RSE : la CFE-CGC veut lui donner une bonne place dans le dialogue social

Cette publication provient du site du syndicat de salariés CFE-CGC.

Président de la Plateforme RSE, Sylvain Boucherand passe en revue les principaux enjeux en lien avec la responsabilité sociale des entreprises et dresse un état des lieux sur l’évolution des pratiques. 

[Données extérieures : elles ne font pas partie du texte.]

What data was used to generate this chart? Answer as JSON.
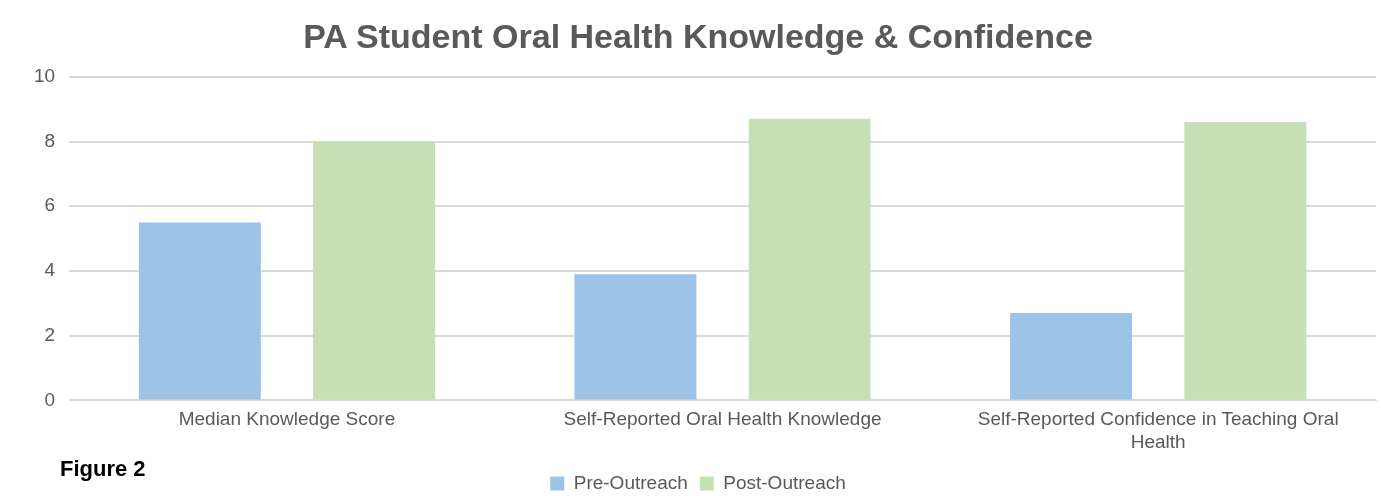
{
  "chart_data": {
    "type": "bar",
    "title": "PA Student Oral Health Knowledge & Confidence",
    "categories": [
      "Median Knowledge Score",
      "Self-Reported Oral Health Knowledge",
      "Self-Reported Confidence in Teaching Oral Health"
    ],
    "series": [
      {
        "name": "Pre-Outreach",
        "color": "#9dc3e6",
        "values": [
          5.5,
          3.9,
          2.7
        ]
      },
      {
        "name": "Post-Outreach",
        "color": "#c5e0b4",
        "values": [
          8.0,
          8.7,
          8.6
        ]
      }
    ],
    "ylim": [
      0,
      10
    ],
    "yticks": [
      0,
      2,
      4,
      6,
      8,
      10
    ],
    "grid": "y",
    "legend": "bottom",
    "annotations": [
      "Figure 2"
    ]
  }
}
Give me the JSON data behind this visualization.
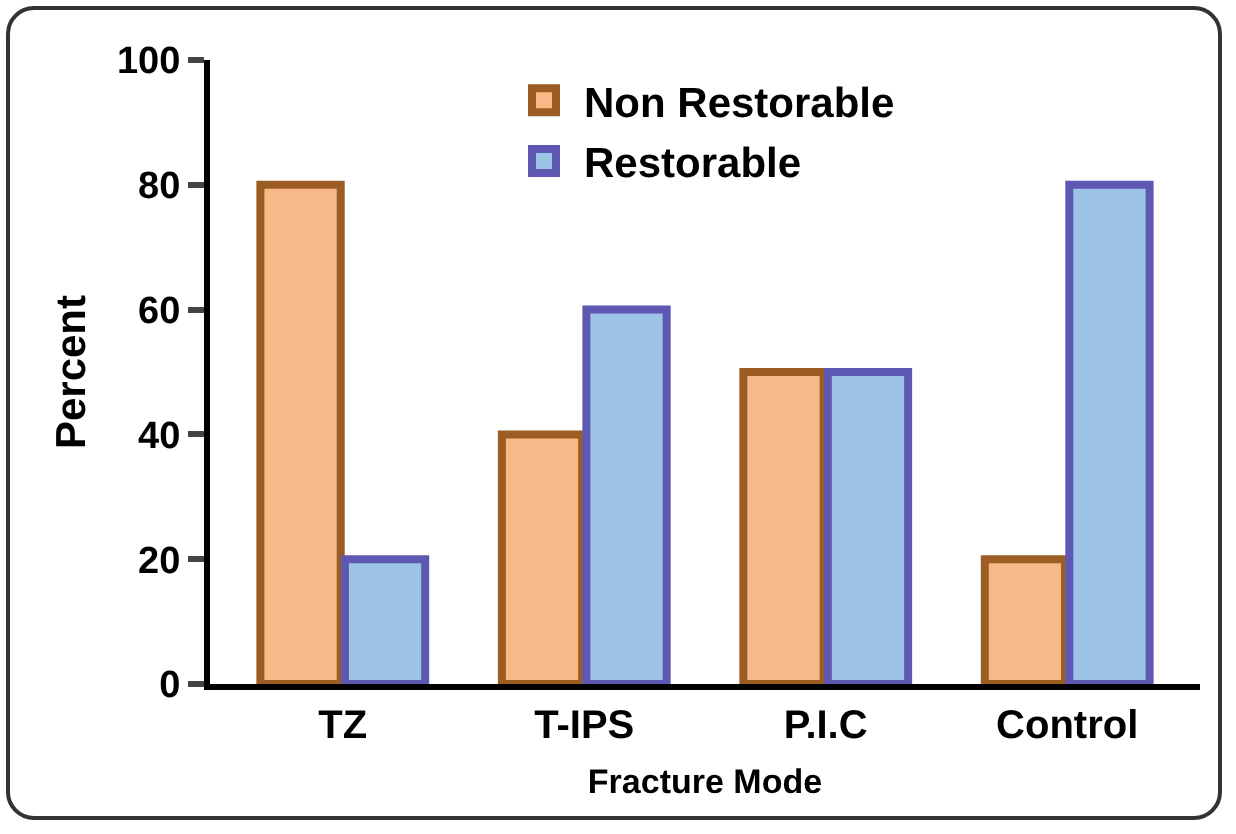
{
  "chart_data": {
    "type": "bar",
    "xlabel": "Fracture Mode",
    "ylabel": "Percent",
    "categories": [
      "TZ",
      "T-IPS",
      "P.I.C",
      "Control"
    ],
    "series": [
      {
        "name": "Non Restorable",
        "color": "#f6b987",
        "values": [
          80,
          40,
          50,
          20
        ]
      },
      {
        "name": "Restorable",
        "color": "#9dc3e6",
        "values": [
          20,
          60,
          50,
          80
        ]
      }
    ],
    "ylim": [
      0,
      100
    ],
    "yticks": [
      0,
      20,
      40,
      60,
      80,
      100
    ],
    "grid": false,
    "legend": "top"
  }
}
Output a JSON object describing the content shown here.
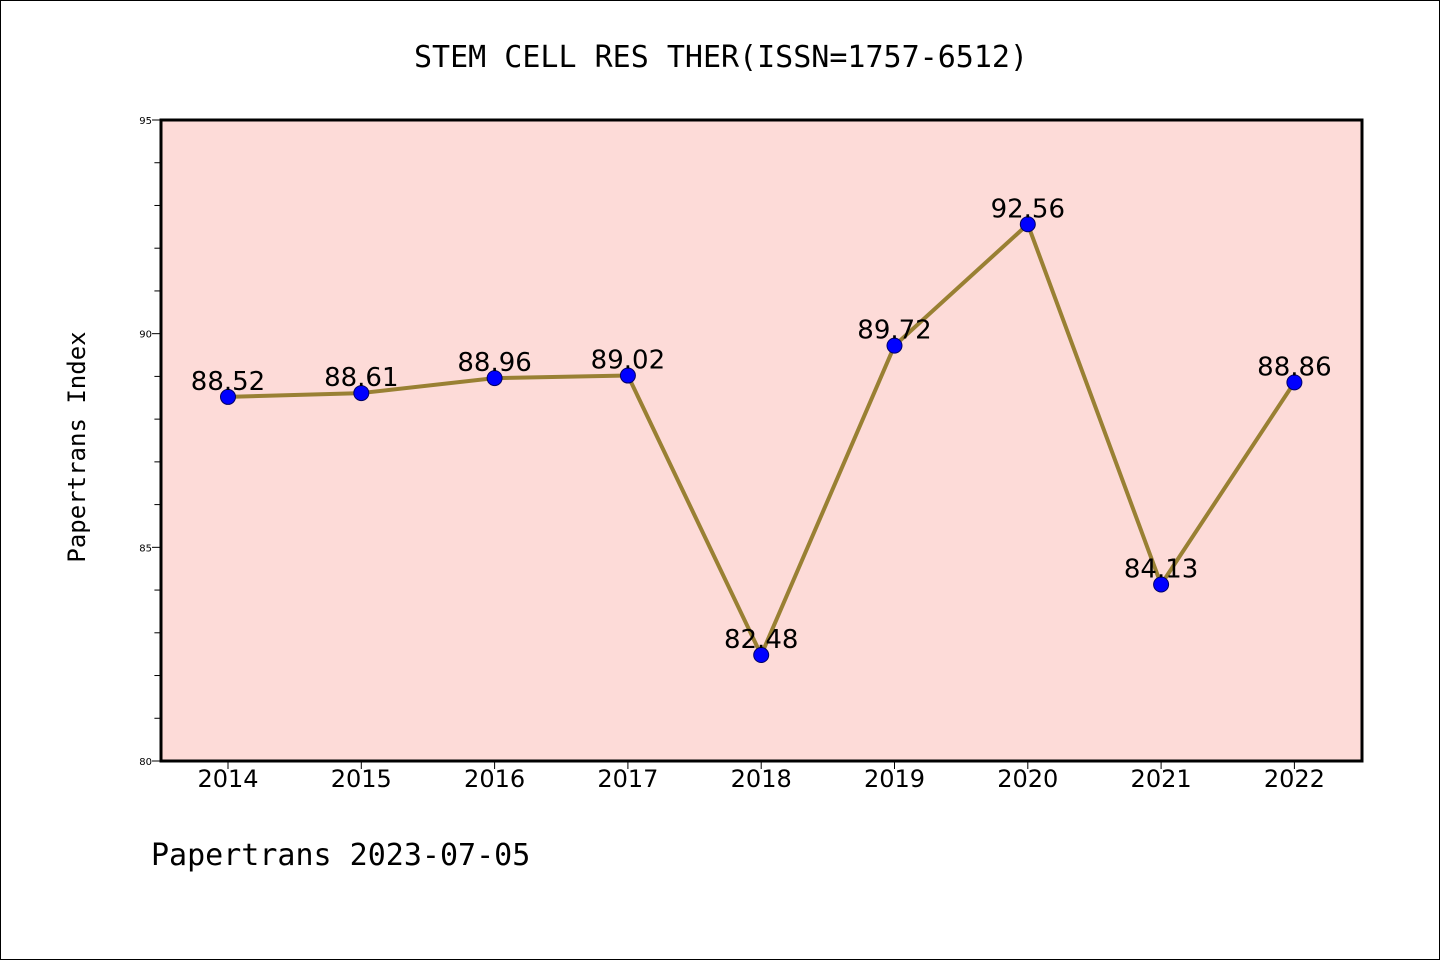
{
  "chart_data": {
    "type": "line",
    "title": "STEM CELL RES THER(ISSN=1757-6512)",
    "xlabel": "",
    "ylabel": "Papertrans Index",
    "categories": [
      "2014",
      "2015",
      "2016",
      "2017",
      "2018",
      "2019",
      "2020",
      "2021",
      "2022"
    ],
    "series": [
      {
        "values": [
          88.52,
          88.61,
          88.96,
          89.02,
          82.48,
          89.72,
          92.56,
          84.13,
          88.86
        ],
        "labels": [
          "88.52",
          "88.61",
          "88.96",
          "89.02",
          "82.48",
          "89.72",
          "92.56",
          "84.13",
          "88.86"
        ]
      }
    ],
    "ylim": [
      80,
      95
    ],
    "yticks": [
      "80",
      "85",
      "90",
      "95"
    ],
    "grid": false,
    "legend": "none",
    "colors": {
      "plot_background": "#fddbd8",
      "line": "#998033",
      "marker": "#0000ff",
      "axis": "#000000"
    }
  },
  "footer": "Papertrans 2023-07-05"
}
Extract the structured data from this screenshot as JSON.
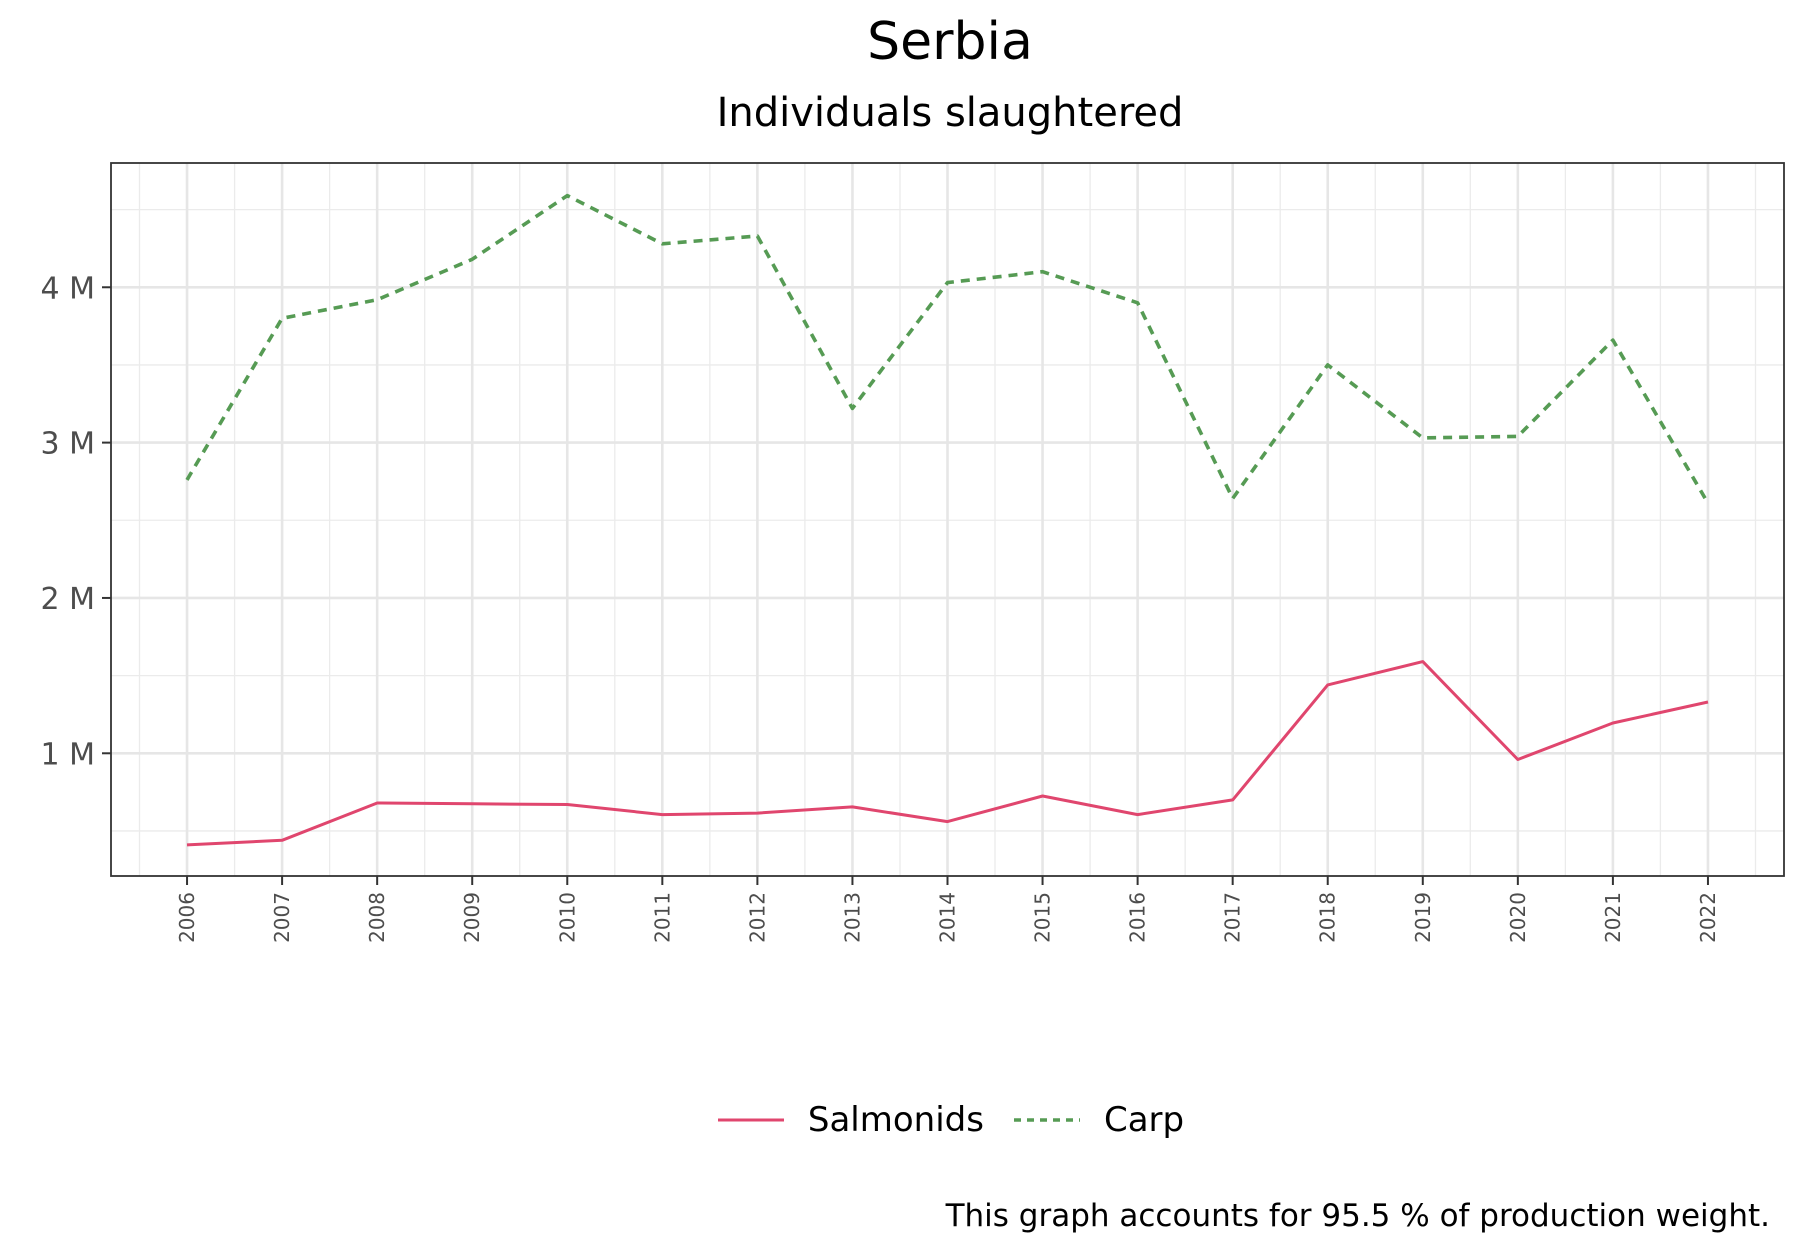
{
  "chart_data": {
    "type": "line",
    "title": "Serbia",
    "subtitle": "Individuals slaughtered",
    "xlabel": "",
    "ylabel": "",
    "x": [
      2006,
      2007,
      2008,
      2009,
      2010,
      2011,
      2012,
      2013,
      2014,
      2015,
      2016,
      2017,
      2018,
      2019,
      2020,
      2021,
      2022
    ],
    "xlim": [
      2005.2,
      2022.8
    ],
    "ylim": [
      210000,
      4800000
    ],
    "y_ticks": [
      1000000,
      2000000,
      3000000,
      4000000
    ],
    "y_tick_labels": [
      "1 M",
      "2 M",
      "3 M",
      "4 M"
    ],
    "grid": true,
    "legend_position": "bottom",
    "series": [
      {
        "name": "Salmonids",
        "color": "#e0466e",
        "dash": "solid",
        "values": [
          410000,
          440000,
          680000,
          675000,
          670000,
          605000,
          615000,
          655000,
          560000,
          725000,
          605000,
          700000,
          1440000,
          1590000,
          960000,
          1195000,
          1330000
        ]
      },
      {
        "name": "Carp",
        "color": "#569b54",
        "dash": "dotted",
        "values": [
          2760000,
          3800000,
          3920000,
          4180000,
          4590000,
          4280000,
          4330000,
          3220000,
          4030000,
          4100000,
          3900000,
          2640000,
          3500000,
          3030000,
          3040000,
          3660000,
          2610000
        ]
      }
    ],
    "caption": "This graph accounts for 95.5 % of production weight."
  }
}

Quel est le rôle et quelles sont les missions de la Plateforme RSE ? Créée en 2013 et rattachée au Premier ministre dans le cadre de France Stratégie, la Plateforme RSE est une instance nationale de concertation et d’actions en faveur de la responsabilité sociétale des entreprises : politiques publiques, soutien aux initiatives d’acteurs privés, valorisation des pratiques, appui lors des négociations de normes internationales etc. Composée de diverses parties prenantes (entreprises, organisations syndicales, fédérations professionnelles, institutions publiques, associations, ONG, monde académique…), la plateforme répond à des saisines directes du gouvernement ou travaille par auto-saisine. Elle émet des avis et formule des recommandations sur les questions sociales, environnementales et de gouvernance en lien avec la RSE.Parmi d’autres sujets, le gouvernement a récemment demandé à la Plateforme de travailler sur la biodiversité.Sur saisine d’Emmanuelle Wargon (ndlr : secrétaire d’État auprès de la ministre de la Transition écologique et solidaire) en lien avec le plan gouvernemental sur la biodiversité, nous travaillons notamment sur le reporting réalisé par les entreprises à savoir les rapports RSE de déclarations de performance extra-financiers publiés par les entreprises soumises à ce dispositif ; et le reporting des PME et entreprises non soumises afin de déterminer comment elles prennent en compte les questions de biodiversité. Objectif : mieux intégrer, dans les démarches RSE des entreprises, la question cruciale de la biodiversité. Malgré une mobilisation émergente et quelques avancées notables comme la création de l’Agence française pour la biodiversité, la préservation des écosystèmes est un sujet majeur qui, à l’échelle des questions environnementales, demeure en retrait par rapport au défi climatique, à l’économie circulaire ou à l’usage du plastique. 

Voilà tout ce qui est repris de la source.